Molto di più di una banale maglia da calcio sudata.
L’idea di realizzarne una mostra aleggiava nell’aria già da qualche tempo e finalmente, grazie a tante persone che hanno dato il loro aiuto, è diventata realtà. Il tutto è stato realizzato in corrispondenza del premio Bulgarelli, anche grazie alla gentile collaborazione della famiglia del calciatore.
Ho tenuto molto ad allestire questa mostra nel 2014 trattandosi del 50° anniversario dell’ultimo scudetto del Bologna, ricorrenza felice e triste allo stesso momento. Felice perché è un momento di gloria che va ricordato e tramandato a coloro (me compreso) che non hanno avuto la fortuna di viverlo, e triste perché cinquant’anni sono tanti e sono lì a ricordarci che il Bologna Calcio purtroppo non ha fatto differenza da tanti altri aspetti della nostra città, allontanandosi dai lustri di un tempo. Cerchiamo però di prendere anche da questo la spinta per ripartire a livello calcistico e cittadino, per tornare a essere l’esempio che eravamo.
Di quello scudetto però ho respirato anch’io il profumo, e l’organizzazione di questa mostra mi ha dato la possibilità di incontrare tre dei protagonisti di quella gloriosa annata: Janich, Pascutti e Pavinato, in rigoroso ordine alfabetico. Di loro, che fino a prima dell’incontro erano solo i nomi recitati a memoria da mio zio declinando la cantilena della formazione scudetto, non ho purtroppo potuto apprezzare le doti tecniche in campo ma solo la grande personalità nonché disponibilità, per la quale li ringrazio.

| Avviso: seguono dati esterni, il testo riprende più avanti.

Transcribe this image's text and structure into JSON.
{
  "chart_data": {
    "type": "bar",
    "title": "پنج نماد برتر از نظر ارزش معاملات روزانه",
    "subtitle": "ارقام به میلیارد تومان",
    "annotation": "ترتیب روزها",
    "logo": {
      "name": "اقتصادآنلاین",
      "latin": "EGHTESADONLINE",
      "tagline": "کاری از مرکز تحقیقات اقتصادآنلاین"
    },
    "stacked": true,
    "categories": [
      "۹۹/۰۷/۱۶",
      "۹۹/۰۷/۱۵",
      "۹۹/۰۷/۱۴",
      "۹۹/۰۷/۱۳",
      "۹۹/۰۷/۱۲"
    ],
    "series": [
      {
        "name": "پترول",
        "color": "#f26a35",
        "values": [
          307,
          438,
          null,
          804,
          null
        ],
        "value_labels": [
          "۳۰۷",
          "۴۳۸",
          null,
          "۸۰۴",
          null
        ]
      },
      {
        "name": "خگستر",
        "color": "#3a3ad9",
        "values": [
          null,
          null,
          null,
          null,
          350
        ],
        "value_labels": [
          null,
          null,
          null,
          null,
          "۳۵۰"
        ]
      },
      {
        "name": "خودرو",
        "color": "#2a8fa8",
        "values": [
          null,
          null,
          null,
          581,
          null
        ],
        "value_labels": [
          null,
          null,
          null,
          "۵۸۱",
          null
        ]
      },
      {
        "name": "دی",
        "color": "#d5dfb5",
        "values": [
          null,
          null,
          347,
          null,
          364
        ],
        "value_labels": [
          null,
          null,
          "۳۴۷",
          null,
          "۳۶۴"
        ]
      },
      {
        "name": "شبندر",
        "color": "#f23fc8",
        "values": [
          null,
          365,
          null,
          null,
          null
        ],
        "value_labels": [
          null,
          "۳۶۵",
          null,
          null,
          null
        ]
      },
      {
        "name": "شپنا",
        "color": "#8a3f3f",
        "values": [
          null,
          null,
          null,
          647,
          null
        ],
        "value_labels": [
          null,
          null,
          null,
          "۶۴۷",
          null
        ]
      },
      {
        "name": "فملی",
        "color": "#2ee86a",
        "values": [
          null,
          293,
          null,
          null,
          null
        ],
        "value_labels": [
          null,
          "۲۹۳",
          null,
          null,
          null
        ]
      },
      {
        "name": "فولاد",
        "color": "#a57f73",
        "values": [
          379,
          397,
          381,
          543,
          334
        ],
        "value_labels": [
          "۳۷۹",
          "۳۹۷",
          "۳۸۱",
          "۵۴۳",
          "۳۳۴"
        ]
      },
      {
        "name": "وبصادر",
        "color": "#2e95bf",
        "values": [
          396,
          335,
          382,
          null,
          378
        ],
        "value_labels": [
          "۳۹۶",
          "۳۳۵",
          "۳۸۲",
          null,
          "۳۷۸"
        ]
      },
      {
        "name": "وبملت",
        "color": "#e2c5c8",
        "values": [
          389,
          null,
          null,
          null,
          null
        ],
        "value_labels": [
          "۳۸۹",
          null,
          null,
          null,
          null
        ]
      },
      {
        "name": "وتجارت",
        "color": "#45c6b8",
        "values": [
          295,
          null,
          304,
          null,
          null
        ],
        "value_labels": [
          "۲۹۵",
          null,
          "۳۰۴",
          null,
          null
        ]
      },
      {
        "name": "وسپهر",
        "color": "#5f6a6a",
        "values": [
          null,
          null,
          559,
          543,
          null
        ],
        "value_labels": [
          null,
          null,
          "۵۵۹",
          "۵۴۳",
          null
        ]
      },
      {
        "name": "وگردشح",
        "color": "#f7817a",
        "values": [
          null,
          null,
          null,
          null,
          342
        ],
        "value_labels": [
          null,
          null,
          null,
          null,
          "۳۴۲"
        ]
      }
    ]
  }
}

“Fede calcistica” non pretende di essere esaustiva (oltretutto per problemi di spazio non tutte le oltre 300 maglie potranno essere adeguatamente esposte in sala), semplicemente raggruppa le maglie che sono riuscito a collezionare in un decennio abbondante, completate da quelle del mio amico Federico V. Il nostro nome in comune ci ha ispirato per il titolo della mostra stessa. Buona visione!Federico M.